The following is intended as a general guide. To find out what is best for you contact an independent financial advisor. There are advisors who specialise in financial services for women.

In your 20s
Join your employer’s pension scheme if you can. Consider a personal pension if your company does not run a scheme. The earlier you start paying into a pension the better. If you have a personal pension, remember to increase payments as your salary increases.

In your 30s
Pay as much into your pension as you can afford. An employee can pay up to 15 per cent of pay and perks into a company scheme. If you are getting divorced make sure you know how much your partner has in investments savings and pensions before agreeing a settlement. Don’t rely on your partner’s pension.

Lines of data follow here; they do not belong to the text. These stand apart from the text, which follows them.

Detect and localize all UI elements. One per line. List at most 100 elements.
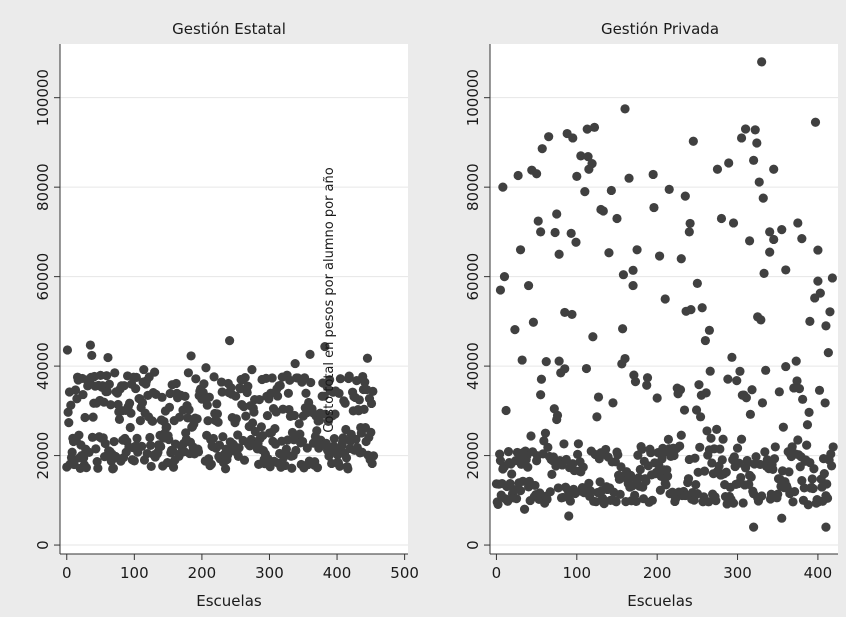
scatter-point [247,418,258,428]
scatter-point [526,431,536,441]
scatter-point [611,497,621,507]
scatter-point [67,447,77,457]
scatter-point [543,442,553,452]
scatter-point [788,497,798,507]
scatter-point [131,383,141,394]
scatter-point [503,446,514,457]
panel-2-points [491,57,838,532]
scatter-point [171,378,181,389]
scatter-point [545,487,555,497]
scatter-point [87,350,97,361]
scatter-point [306,377,316,388]
scatter-point [581,363,592,374]
scatter-point [119,381,129,391]
scatter-point [642,380,652,390]
scatter-point [515,486,526,496]
scatter-point [778,422,788,432]
scatter-point [578,462,588,472]
scatter-point [793,218,803,228]
scatter-point [91,444,101,454]
scatter-point [544,132,554,142]
scatter-point [289,410,300,421]
scatter-point [204,392,214,402]
scatter-point [212,409,223,419]
scatter-point [735,366,745,376]
scatter-point [759,268,769,278]
scatter-point [784,467,794,477]
scatter-point [749,155,759,165]
scatter-point [805,316,815,326]
scatter-point [826,461,837,471]
scatter-point [202,400,212,410]
panel-2-title-strip [428,14,840,42]
y-tick-label: 60000 [34,253,52,301]
scatter-point [769,164,779,174]
scatter-point [552,209,562,219]
x-tick-label: 200 [643,564,672,582]
scatter-point [628,265,638,275]
scatter-point [175,412,185,422]
scatter-point [690,453,700,463]
scatter-point [164,434,174,445]
scatter-point [691,405,702,415]
scatter-point [566,228,576,239]
panel-2-title: Gestión Privada [601,20,719,38]
scatter-point [305,349,315,360]
scatter-point [573,449,583,459]
scatter-point [750,125,760,135]
scatter-point [781,265,791,275]
scatter-point [774,387,784,397]
scatter-point [572,171,582,181]
scatter-point [360,377,370,387]
scatter-point [584,478,594,488]
scatter-point [819,468,829,479]
scatter-point [749,522,759,532]
scatter-point [695,442,705,452]
scatter-point [239,455,250,465]
scatter-point [137,441,147,451]
scatter-point [183,368,193,378]
scatter-point [241,411,251,421]
scatter-point [553,483,563,493]
scatter-point [291,445,301,456]
scatter-point [547,469,557,480]
scatter-point [745,409,755,419]
scatter-point [760,447,770,457]
scatter-point [523,462,533,472]
scatter-point [92,456,102,467]
scatter-point [757,57,767,67]
scatter-point [351,434,361,444]
scatter-point [580,187,590,197]
scatter-point [222,450,233,460]
scatter-point [319,391,329,401]
y-tick-label: 100000 [34,69,52,126]
scatter-point [139,364,149,375]
panel-2-ticks: 0 20000 40000 60000 80000 100000 0 100 200 300 400 [464,44,838,582]
scatter-point [573,439,584,449]
scatter-point [199,379,209,389]
scatter-point [601,444,611,455]
scatter-point [249,407,259,417]
scatter-point [564,511,574,521]
scatter-point [827,273,837,283]
scatter-point [125,422,135,433]
scatter-point [517,355,527,365]
panel-1-plot-area [60,44,408,554]
scatter-point [537,144,547,154]
scatter-point [732,375,742,386]
scatter-point [104,379,114,389]
scatter-point [284,404,294,415]
scatter-point [704,497,714,507]
scatter-point [542,494,552,504]
scatter-point [828,442,838,452]
scatter-point [809,464,819,474]
scatter-point [354,395,364,405]
scatter-point [820,398,830,408]
scatter-point [554,356,564,366]
scatter-point [63,407,73,417]
scatter-point [225,336,235,346]
scatter-point [84,447,94,458]
scatter-point [540,428,551,438]
panel-1-points [62,336,379,474]
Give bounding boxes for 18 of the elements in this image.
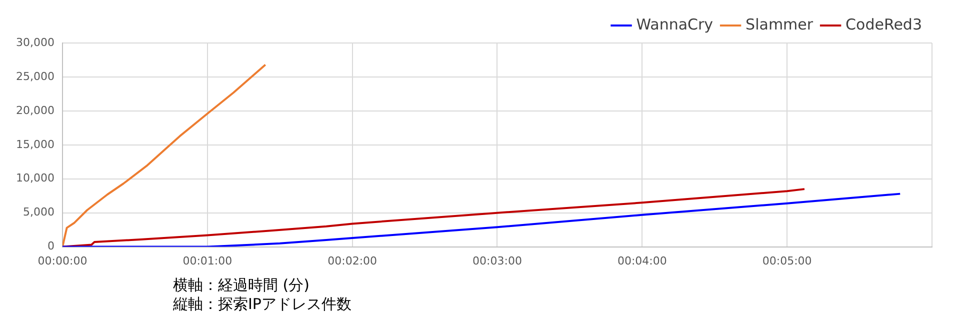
x-tick-label: 00:03:00 <box>472 254 522 268</box>
y-tick-label: 5,000 <box>22 206 54 219</box>
legend-label: CodeRed3 <box>846 15 922 34</box>
y-tick-label: 10,000 <box>16 172 54 185</box>
x-tick-label: 00:00:00 <box>38 254 88 268</box>
x-tick-label: 00:05:00 <box>762 254 812 268</box>
y-tick-label: 30,000 <box>16 36 54 49</box>
legend-label: WannaCry <box>636 15 714 34</box>
y-tick-label: 15,000 <box>16 138 54 151</box>
x-tick-label: 00:02:00 <box>328 254 378 268</box>
text: 縦軸：探索IPアドレス件数 <box>173 295 352 314</box>
y-tick-label: 0 <box>47 240 54 253</box>
legend-label: Slammer <box>746 15 814 34</box>
x-tick-label: 00:01:00 <box>182 254 232 268</box>
x-tick-label: 00:04:00 <box>617 254 667 268</box>
y-tick-label: 25,000 <box>16 70 54 83</box>
y-tick-label: 20,000 <box>16 104 54 117</box>
text: 横軸：経過時間 (分) <box>173 276 310 295</box>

If you are taking time out to look after your children, remember to think about pensions; you can now continue payments into a personal pension even if you are not in paid work.

In your 40s
Try to top up your pension either through additional voluntary contributions or by putting as much as possible into a personal pension.

In your 50s
Start thinking about when you want to retire. You can start drawing on private pensions from 50, although you will usually get far better value if you hold off. Your pension provider, or an independent financial advisor should be able to give you an assessment of the income that could be derived from your private pension savings. You can find out about your state pension entitlements by filling in DSS form BR19.

60 and beyond
If you are a woman born before April 1959 you will start receiving state benefits at 60, but the state pension age for women is equal with men at 65 for those born after that date.